J.K : Tous les matins vers 6h30 un 10 km à jeun. Je double le mercredi, jeudi, vendredi et samedi avec environ 15 à 20 km. Le mardi je me fais une séance spécifique piste avec le club où je fais des fartleks longs, de la VMA très longue. Le dimanche c’est une sortie entre 30 et 40 km où l’on a pu faire avec ma copine les tests de ravitaillement, de nutrition et on en a aussi profité pour visiter l’Ile-de-France (rires) avec le Canal de l’Ourcq, la rivière le Loing, la boucle de Saint-Maur.

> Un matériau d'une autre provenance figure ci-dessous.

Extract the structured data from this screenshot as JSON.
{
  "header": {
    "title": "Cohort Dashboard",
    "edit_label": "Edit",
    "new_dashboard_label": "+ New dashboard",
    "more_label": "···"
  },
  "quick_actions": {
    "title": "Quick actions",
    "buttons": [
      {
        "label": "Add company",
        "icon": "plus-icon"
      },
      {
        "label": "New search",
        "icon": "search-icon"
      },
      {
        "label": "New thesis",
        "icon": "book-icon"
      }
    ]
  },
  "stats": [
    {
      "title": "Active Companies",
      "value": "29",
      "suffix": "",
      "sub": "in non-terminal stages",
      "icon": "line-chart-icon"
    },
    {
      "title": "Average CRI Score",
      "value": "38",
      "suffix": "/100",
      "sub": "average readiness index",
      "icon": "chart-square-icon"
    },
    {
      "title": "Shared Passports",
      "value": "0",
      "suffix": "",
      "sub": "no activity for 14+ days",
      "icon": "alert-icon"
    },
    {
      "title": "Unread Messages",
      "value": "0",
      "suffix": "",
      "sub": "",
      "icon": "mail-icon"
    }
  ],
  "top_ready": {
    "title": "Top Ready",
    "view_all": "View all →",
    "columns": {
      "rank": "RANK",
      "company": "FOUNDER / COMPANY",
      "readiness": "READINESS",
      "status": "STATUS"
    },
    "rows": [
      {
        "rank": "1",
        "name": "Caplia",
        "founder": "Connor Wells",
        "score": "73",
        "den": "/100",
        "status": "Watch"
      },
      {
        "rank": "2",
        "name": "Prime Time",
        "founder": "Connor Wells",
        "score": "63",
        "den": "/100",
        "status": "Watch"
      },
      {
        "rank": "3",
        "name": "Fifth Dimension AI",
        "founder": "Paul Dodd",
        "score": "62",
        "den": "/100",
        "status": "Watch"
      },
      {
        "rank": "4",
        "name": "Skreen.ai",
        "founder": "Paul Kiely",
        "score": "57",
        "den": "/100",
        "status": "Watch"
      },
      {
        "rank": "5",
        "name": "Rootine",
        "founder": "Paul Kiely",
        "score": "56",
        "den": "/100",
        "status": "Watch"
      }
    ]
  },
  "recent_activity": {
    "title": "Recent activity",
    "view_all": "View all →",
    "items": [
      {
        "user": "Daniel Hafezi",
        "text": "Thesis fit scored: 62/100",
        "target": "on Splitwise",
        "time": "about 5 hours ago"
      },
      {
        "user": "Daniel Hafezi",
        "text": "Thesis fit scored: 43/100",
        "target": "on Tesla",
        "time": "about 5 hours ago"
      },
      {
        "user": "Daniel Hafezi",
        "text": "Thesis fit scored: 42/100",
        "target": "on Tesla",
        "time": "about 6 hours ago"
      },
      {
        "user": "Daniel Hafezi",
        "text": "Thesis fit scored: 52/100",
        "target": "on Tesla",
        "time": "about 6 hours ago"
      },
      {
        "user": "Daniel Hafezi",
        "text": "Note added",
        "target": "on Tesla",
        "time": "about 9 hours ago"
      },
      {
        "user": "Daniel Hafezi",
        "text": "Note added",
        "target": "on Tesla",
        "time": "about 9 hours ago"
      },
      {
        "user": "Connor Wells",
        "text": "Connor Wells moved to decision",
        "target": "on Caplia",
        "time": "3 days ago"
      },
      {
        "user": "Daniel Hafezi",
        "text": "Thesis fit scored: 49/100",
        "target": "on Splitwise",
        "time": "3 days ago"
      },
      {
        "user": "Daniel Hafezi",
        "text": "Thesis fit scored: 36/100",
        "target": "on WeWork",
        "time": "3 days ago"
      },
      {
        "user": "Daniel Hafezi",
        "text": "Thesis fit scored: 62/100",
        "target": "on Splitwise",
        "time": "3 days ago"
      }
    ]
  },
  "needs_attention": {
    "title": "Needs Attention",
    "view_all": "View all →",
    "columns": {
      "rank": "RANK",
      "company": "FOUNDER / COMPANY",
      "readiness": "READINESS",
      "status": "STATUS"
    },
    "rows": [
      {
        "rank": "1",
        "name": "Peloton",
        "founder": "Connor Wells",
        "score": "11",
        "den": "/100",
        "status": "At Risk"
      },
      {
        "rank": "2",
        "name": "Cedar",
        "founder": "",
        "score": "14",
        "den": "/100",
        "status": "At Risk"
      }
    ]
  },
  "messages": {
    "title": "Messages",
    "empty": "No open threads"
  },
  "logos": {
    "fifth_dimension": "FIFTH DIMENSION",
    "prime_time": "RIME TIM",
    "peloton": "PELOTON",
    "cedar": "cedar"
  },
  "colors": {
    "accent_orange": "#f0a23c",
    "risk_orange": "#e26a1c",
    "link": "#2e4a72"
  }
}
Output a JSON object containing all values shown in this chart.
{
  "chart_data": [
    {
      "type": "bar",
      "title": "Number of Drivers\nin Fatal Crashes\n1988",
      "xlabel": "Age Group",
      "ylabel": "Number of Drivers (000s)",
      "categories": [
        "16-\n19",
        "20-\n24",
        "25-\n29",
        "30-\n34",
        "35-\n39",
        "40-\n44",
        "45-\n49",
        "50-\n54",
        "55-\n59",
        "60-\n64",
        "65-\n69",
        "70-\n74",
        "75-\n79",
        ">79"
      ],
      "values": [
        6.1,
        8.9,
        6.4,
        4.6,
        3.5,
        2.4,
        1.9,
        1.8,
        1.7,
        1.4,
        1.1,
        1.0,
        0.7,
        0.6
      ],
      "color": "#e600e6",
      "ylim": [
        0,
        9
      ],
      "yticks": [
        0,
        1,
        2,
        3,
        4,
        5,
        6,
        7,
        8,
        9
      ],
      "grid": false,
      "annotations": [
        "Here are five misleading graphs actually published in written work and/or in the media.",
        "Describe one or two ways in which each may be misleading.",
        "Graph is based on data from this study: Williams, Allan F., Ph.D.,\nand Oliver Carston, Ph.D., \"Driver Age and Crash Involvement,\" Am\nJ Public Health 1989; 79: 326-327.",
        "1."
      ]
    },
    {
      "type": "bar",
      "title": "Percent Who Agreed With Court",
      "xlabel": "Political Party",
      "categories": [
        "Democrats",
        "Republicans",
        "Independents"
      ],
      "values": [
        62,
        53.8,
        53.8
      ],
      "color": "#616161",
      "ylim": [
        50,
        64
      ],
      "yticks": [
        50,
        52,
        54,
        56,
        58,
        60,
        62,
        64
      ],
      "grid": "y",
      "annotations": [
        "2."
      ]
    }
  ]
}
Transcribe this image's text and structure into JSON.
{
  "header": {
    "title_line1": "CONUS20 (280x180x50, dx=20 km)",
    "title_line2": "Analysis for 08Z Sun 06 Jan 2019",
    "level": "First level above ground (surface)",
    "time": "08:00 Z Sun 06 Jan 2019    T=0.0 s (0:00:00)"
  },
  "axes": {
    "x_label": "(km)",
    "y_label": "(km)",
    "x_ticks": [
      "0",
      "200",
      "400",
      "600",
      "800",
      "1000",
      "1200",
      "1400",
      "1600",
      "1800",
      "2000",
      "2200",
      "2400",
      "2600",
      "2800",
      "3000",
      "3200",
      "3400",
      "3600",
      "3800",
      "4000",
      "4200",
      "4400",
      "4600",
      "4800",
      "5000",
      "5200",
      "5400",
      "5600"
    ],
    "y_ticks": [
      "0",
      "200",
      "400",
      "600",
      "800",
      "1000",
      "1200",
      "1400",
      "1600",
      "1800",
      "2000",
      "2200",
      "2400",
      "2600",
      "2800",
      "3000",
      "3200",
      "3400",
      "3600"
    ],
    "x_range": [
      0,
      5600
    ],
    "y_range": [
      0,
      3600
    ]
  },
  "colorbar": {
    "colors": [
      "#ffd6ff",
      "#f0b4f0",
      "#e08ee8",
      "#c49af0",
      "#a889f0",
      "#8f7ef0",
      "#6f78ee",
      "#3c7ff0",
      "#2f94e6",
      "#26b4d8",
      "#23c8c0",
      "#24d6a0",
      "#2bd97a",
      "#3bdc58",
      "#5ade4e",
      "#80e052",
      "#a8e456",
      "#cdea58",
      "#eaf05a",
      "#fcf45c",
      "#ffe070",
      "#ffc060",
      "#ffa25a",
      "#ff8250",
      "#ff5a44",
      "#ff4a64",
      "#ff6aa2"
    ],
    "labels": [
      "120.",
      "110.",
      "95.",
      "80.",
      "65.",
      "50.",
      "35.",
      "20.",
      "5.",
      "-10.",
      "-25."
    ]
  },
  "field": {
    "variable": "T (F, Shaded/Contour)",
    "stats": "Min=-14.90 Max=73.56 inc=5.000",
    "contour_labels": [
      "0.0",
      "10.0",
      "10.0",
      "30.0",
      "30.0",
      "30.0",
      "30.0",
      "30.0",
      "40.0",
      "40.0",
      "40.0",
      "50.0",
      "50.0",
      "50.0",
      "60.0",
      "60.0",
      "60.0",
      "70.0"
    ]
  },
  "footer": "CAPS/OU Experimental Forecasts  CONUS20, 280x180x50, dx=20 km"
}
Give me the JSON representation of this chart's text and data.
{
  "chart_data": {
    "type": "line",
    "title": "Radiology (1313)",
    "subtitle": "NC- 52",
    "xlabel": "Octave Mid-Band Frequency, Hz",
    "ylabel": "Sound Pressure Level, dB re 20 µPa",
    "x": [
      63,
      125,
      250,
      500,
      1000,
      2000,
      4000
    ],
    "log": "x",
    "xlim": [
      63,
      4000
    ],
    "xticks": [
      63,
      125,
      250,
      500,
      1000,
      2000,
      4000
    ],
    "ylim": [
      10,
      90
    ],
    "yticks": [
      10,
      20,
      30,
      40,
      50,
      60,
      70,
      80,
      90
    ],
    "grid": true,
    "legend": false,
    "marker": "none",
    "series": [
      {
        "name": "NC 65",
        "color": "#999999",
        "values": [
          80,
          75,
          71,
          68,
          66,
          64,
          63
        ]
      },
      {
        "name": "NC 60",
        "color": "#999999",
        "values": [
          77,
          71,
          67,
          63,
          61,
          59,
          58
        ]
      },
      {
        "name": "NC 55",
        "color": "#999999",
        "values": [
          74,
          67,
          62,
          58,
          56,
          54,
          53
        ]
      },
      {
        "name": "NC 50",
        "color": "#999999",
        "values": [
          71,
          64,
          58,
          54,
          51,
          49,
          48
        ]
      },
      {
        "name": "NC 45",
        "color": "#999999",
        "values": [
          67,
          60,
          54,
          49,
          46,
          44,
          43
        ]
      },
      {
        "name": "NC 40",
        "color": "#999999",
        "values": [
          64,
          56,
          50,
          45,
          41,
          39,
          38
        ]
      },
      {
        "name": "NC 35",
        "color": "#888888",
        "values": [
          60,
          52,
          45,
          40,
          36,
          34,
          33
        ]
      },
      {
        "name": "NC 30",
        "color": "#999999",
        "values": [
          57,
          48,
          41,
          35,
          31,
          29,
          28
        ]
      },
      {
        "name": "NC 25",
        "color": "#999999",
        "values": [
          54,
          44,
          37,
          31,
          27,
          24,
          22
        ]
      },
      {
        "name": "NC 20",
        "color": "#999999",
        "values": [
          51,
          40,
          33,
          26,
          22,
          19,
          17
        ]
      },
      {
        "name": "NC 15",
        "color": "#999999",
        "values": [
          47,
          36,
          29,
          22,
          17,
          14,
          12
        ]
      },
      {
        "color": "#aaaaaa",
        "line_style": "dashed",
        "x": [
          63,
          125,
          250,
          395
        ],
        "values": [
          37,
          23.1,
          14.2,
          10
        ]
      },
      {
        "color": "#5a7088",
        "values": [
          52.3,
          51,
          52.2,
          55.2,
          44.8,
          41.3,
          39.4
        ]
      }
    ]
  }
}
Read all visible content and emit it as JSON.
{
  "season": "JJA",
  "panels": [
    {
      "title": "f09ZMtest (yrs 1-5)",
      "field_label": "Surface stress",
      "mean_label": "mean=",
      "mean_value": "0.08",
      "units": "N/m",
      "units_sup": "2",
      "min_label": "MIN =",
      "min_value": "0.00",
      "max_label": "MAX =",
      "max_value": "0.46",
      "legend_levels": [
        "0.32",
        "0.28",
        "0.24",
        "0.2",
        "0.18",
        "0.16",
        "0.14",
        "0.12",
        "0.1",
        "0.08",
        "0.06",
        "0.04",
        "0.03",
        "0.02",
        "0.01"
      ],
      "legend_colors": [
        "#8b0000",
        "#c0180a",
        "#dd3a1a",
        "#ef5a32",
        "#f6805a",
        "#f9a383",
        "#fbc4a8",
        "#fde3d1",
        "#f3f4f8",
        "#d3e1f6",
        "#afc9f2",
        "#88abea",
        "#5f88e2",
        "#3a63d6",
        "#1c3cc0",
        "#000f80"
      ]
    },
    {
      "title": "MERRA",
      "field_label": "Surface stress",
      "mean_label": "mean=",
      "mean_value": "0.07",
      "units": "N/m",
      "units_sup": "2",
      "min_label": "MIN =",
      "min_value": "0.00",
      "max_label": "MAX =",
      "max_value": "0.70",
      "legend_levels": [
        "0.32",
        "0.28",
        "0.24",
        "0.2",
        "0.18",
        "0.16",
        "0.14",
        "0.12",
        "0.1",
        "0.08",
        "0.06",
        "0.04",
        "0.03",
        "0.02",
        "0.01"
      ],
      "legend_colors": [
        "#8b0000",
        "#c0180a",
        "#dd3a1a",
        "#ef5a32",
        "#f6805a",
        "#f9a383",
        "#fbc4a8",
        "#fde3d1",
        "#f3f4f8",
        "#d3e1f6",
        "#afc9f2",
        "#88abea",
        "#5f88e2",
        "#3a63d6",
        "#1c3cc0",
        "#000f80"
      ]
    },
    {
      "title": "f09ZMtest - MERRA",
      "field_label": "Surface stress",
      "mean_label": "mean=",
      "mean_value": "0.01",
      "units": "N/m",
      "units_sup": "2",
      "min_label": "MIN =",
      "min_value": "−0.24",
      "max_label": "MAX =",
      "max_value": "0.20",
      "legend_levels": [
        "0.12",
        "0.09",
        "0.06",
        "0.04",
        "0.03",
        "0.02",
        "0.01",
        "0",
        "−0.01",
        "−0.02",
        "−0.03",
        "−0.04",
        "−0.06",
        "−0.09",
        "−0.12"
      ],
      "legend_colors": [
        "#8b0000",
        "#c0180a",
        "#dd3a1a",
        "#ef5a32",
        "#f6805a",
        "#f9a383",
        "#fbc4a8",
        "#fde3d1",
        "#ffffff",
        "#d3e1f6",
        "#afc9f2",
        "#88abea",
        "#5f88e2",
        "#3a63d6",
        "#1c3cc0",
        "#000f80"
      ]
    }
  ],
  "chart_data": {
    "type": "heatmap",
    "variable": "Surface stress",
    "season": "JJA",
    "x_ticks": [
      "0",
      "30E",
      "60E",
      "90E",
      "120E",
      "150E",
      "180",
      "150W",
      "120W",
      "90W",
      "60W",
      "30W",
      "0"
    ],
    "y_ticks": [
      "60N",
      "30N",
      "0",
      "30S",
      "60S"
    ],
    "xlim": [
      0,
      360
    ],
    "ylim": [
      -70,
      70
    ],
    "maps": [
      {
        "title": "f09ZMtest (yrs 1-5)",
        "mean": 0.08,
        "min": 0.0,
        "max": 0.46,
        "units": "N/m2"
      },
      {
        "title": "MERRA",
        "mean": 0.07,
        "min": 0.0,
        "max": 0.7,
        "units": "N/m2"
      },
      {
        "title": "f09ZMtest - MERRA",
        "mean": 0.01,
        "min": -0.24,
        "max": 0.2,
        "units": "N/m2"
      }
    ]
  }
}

Ce fut très agréable de découvrir ces lieux cet été et de faire cette préparation ainsi.        

 

Jocelyn Kerbourc’h : « Ne pas avoir d’inconnue, de savoir où l’on va c’est capital. En gros, il ne faut pas qu’il y ait de surprise. J’ai fait la reconnaissance du parcours à vélo il y a deux semaines, j’ai mon protocole de nutrition, je connais mes temps de passage, je ne vais faire qu’exécuter ce pourquoi je me suis entraîné. »

 

Lepape-info : Quel est votre objectif sur ces championnats de France du 100 km ?  

J.K : J’ai terminé 8ème la dernière fois, je ne peux pas me cacher, je vise un chrono en 7h15 voire peut-être mieux et un tel temps d’après les précédentes éditions me ferait terminer parmi les 3 premiers. Il y a Jérôme Bellanca qui est vraiment au-dessus du lot, quadruple champion de France du 100 km en 2013, 2015, 2017, 2019 et 8ème des Mondiaux en 2015 avec un record personnel en 6h43’41. Derrière lui cela devrait se jouer autour des 7h08-7h10. Je vais faire ma course, partir sur mon chrono et essayer de faire ce à quoi je me suis préparé et j’espère que cela va le faire. Sur un 100 km tout peut se passer. Thomas Lorblanchet champion du monde de trail en 2009 et quadruple vainqueur du grand trail des Templiers (un record) disait qu’après 70 km c’est plus que le physique. Tellement de choses peuvent arriver entre une défaillance, un manque d’hydratation etc… même si j’ai tout bien préparé je ne peux pas être sur de ce qu’il va se passer. Autant sur un marathon je suis assez serein, j’en ai couru plein entre 2h40 et 2h50, je le maîtrise à 100% et je sais que globalement je vais faire un chrono de ce genre. En me donnant à fond je vais faire un chrono en 2h35 mais sur un 100 km c’est vraiment très spécial de prévoir avec quasi certitude son chrono. Je suis plutôt serein et j’ai tout mis en place pour y arriver

 

Lepape-info : L’aspect mental est primordial, vous l’avez optimisé  

J.K : Ne pas avoir d’inconnue, de savoir où l’on va c’est capital. En gros, il ne faut pas qu’il y ait de surprise. J’ai fait la reconnaissance du parcours à vélo il y a deux semaines, j’ai mon protocole de nutrition, je connais mes temps de passage, je ne vais faire qu’exécuter ce pourquoi je me suis entraîné. Au niveau mental, c’est super agréable, je ne suis pas condamné à l’exploit pour réussir. La première erreur est de ne pas savoir où mettre ses objectifs, on a notamment travaille cela avec le coach Jean-Jacques Minne, c’est génial.